This is also important for licensed crypto firms. Some exchanges or wallets may provide users with access to DeFi applications that are not directly covered by MiCA themselves. Regulators are therefore addressing whether licensed companies should be required to verify the risks of such protocols if they actively make them available to customers.
The US Is Meanwhile Addressing Broader Digital Asset Rules
Stablecoins are not the only area where the United States is advancing digital asset regulation. American lawmakers are simultaneously negotiating the Digital Asset Market Clarity Act, known as the CLARITY Act. This aims to clarify the powers of financial regulators over the cryptocurrency sector and address, among other things, stablecoin rewards, anti-money laundering rules, DeFi, or tokenized securities.
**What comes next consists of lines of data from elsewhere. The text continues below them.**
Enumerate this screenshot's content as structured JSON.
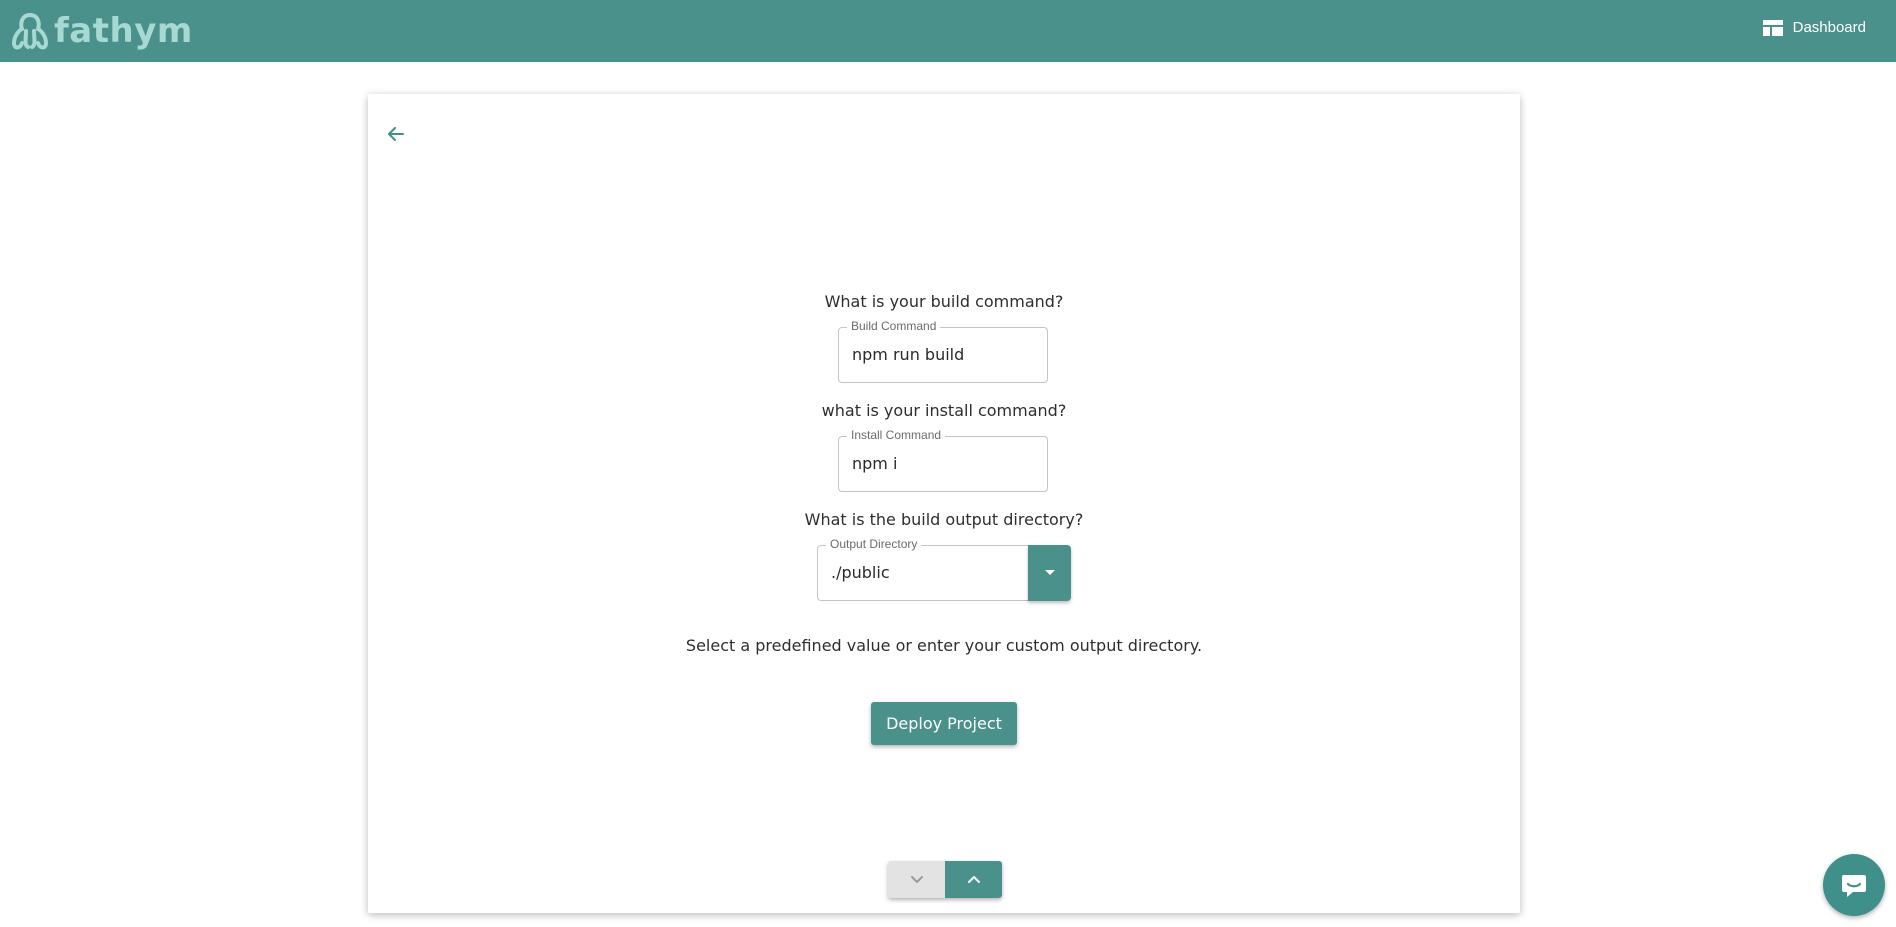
{
  "app": {
    "logo_text": "fathym",
    "brand_color": "#4a918c"
  },
  "header": {
    "dashboard_label": "Dashboard",
    "dashboard_icon": "dashboard-icon"
  },
  "form": {
    "back_icon": "arrow-left-icon",
    "build": {
      "question": "What is your build command?",
      "label": "Build Command",
      "value": "npm run build"
    },
    "install": {
      "question": "what is your install command?",
      "label": "Install Command",
      "value": "npm i"
    },
    "output": {
      "question": "What is the build output directory?",
      "label": "Output Directory",
      "value": "./public",
      "dropdown_icon": "caret-down-icon"
    },
    "hint": "Select a predefined value or enter your custom output directory.",
    "deploy_label": "Deploy Project"
  },
  "stepper": {
    "down_icon": "chevron-down-icon",
    "up_icon": "chevron-up-icon"
  },
  "chat": {
    "icon": "chat-icon"
  }
}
Reuters reports that the proposal would, for example, determine when a platform is sufficiently decentralized and when it should instead be regulated as a financial institution. It would also confirm that the mere tokenization of a security does not mean escaping applicable securities rules.
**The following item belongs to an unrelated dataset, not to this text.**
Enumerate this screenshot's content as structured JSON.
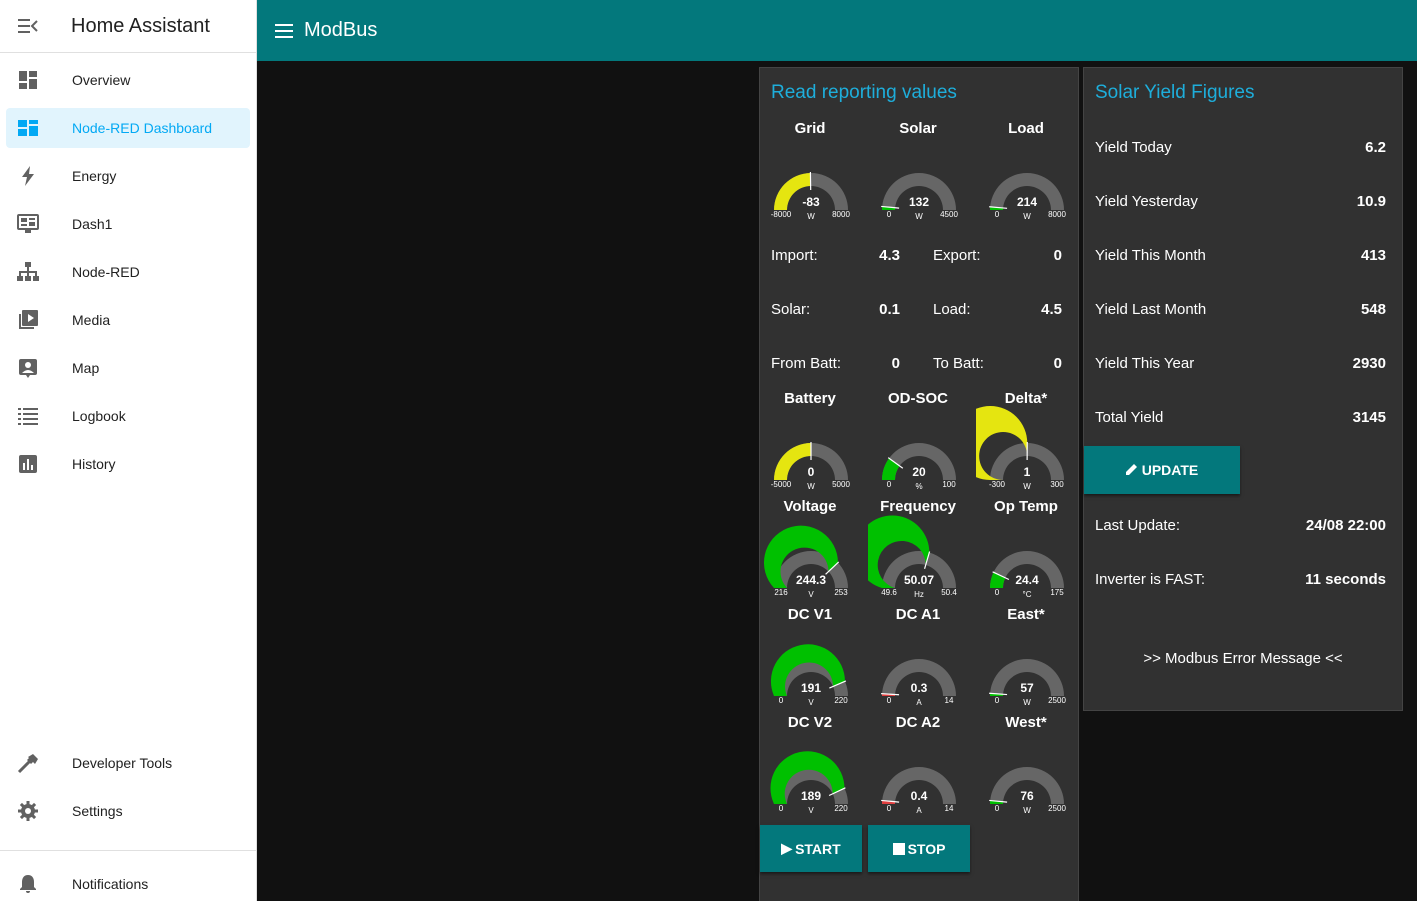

For Europe, US developments are significant. Cryptocurrency regulation is increasingly becoming a geopolitical issue. It’s not just about investor protection, but also about who will set global standards for digital money, payment infrastructure, and tokenized markets.
ESMA to Review How Crypto Firms Protect Entrusted Assets
Alongside the debate on MiCA amendments, the EU is also focusing on supervision of firms that have already obtained licenses. The European Securities and Markets Authority ESMA announced on July 8 a joint supervisory action focused on the digital operational resilience of licensed crypto service providers, particularly in the area of asset custody.
The inspection will focus on risks associated with distributed ledger technology, key management, secure asset storage, transaction control, incident response, smart contract risks, and dependence on external vendors. National regulators will review a selected sample of licensed firms from the second half of 2026 to the first half of 2027.
For everyday cryptocurrency users, this is perhaps the most practical part of the entire report. Regulation is not just a matter of licensing forms. If an exchange or wallet provider holds client assets, they must be able to demonstrate that they can protect them both technically and organizationally.
What This Means for the Average Investor
For cryptocurrency users in the EU, nothing is changing overnight at this point. The key remains to monitor whether the platform they use complies with European rules and has the appropriate license. MiCA is meant to bring greater transparency, but it does not eliminate all risks of the crypto market on its own.
However, MiCA 2.0 may show that digital asset regulation does not end with the first major framework. Stablecoins, DeFi, and tokenized payments are evolving faster than legislation. The European Union therefore faces the task of maintaining consumer protection and financial stability without letting the entire market of technological innovation escape elsewhere.
The outcome will be important not only for crypto firms, but also for everyday investors. Stablecoin rules could determine which tokens will be available on European exchanges, how crypto payments will function, and how easily the European market will engage in the new phase of digital finance.